But Jack Laine wasn’t simply a drummer. From an early age, he arranged music for his various bands which he organised for such New Orleans events as dances, brass band parades and advertising extravaganzas. Indeed, it’s been reported Jack Laine was leading a band, aged 12, in “a ragged time” as early as 1885, long before ragtime was first demonstrated at the Chicago World’s Fair in 1893.
Papa Jack Laine’s various Reliance Brass Bands featured musicians of all colours and races, even though this was against New Orleans’ newly introduced local by-laws, such was the bigotry of the times. Laine would say his lighter-skinned African Americans were Mexican or Cuban musicians. Many of these musicians went on to pioneer gut-bucket blues – one of the earliest blues forms we know of – and, later, the jazz that evolved out of this between 1900 and the 1920s.
However, back to San Francisco. Another interesting pre-blues historical snippet about San Francisco, according to the Los Angeles Times of 28 July 1928, is that the honky tonk drinking establishment originated in San Francisco. Under the headline “Honky Tonk Origin Told”, the Times wrote, “Do you know what a honky tonk is? Seafaring men of a few years ago knew very well, as the honky-tonks of San Francisco’s Barbary Coast constituted perhaps the most vivid spots in their generally uneventful lives.
“The name originated on the Barbary Coast and was applied to the low ‘dives’ which formed so great a part of this notorious district. In these establishments, which were often of enormous size, much liquor was dispensed at the tables which crowded the floor, and entertainment of doubtful quality (we’ll come to that later) was given on a stage at one end of the room.
The honky tonk, as a matter of fact, was the predecessor of the present-day cabaret or night club, the principal differences being that the prices were lower and that the former establishment made no pretence of class.”
Something else you might find interesting about San Francisco’s famous Barbary Coast is that it used to be known as Sydney Town during the gold rush days. This is because some 10,000 mainly English criminals – escaped and former convicts from Australia – established and ran the criminal underworld there, running brothels, grog shops, gambling dens and X-rated sex shows, often between humans and animals.

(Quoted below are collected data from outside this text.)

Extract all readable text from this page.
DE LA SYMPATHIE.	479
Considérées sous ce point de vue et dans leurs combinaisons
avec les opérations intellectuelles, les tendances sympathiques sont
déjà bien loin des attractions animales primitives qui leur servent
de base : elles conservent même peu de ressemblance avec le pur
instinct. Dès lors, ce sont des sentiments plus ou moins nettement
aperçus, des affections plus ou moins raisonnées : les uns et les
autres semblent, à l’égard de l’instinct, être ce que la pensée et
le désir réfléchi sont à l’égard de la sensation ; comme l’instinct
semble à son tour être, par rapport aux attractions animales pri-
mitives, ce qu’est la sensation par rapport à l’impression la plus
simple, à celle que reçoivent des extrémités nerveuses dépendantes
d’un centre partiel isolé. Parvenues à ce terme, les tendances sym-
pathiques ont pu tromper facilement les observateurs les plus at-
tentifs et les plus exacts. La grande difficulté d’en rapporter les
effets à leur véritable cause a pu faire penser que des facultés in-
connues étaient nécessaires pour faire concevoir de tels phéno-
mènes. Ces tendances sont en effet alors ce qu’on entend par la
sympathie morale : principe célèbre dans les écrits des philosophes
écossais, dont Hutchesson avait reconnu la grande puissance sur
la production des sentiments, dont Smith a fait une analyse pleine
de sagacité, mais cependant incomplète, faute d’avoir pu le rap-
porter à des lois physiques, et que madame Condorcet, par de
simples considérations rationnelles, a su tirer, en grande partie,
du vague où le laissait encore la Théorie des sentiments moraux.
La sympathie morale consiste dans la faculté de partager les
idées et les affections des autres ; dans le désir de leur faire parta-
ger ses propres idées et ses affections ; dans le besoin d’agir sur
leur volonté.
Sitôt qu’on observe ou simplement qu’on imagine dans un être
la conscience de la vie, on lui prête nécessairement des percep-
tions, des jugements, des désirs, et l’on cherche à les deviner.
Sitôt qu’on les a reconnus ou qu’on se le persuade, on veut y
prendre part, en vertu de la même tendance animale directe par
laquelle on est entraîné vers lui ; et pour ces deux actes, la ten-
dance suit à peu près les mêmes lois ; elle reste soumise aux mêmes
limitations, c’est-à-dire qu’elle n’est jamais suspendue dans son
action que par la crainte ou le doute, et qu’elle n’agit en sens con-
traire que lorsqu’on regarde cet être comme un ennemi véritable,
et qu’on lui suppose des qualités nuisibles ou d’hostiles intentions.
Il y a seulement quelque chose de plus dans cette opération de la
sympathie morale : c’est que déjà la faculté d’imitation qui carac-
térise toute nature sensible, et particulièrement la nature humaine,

Because most had sailed to San Francisco from Sydney, Australia, these hoodlums were known as the Sydney Ducks.
Wrote a San Francisco newspaper of the era, “The upper part of Pacific Street, after dark, is crowded by thieves, gamblers, low women, drunken sailors, and similar characters … Unsuspecting sailors and miners are entrapped by the dexterous thieves and swindlers that are always on the lookout, into these dens, where they are filled with liquor – drugged if necessary, until insensibility coming upon them, they fall an easy victim to their tempters …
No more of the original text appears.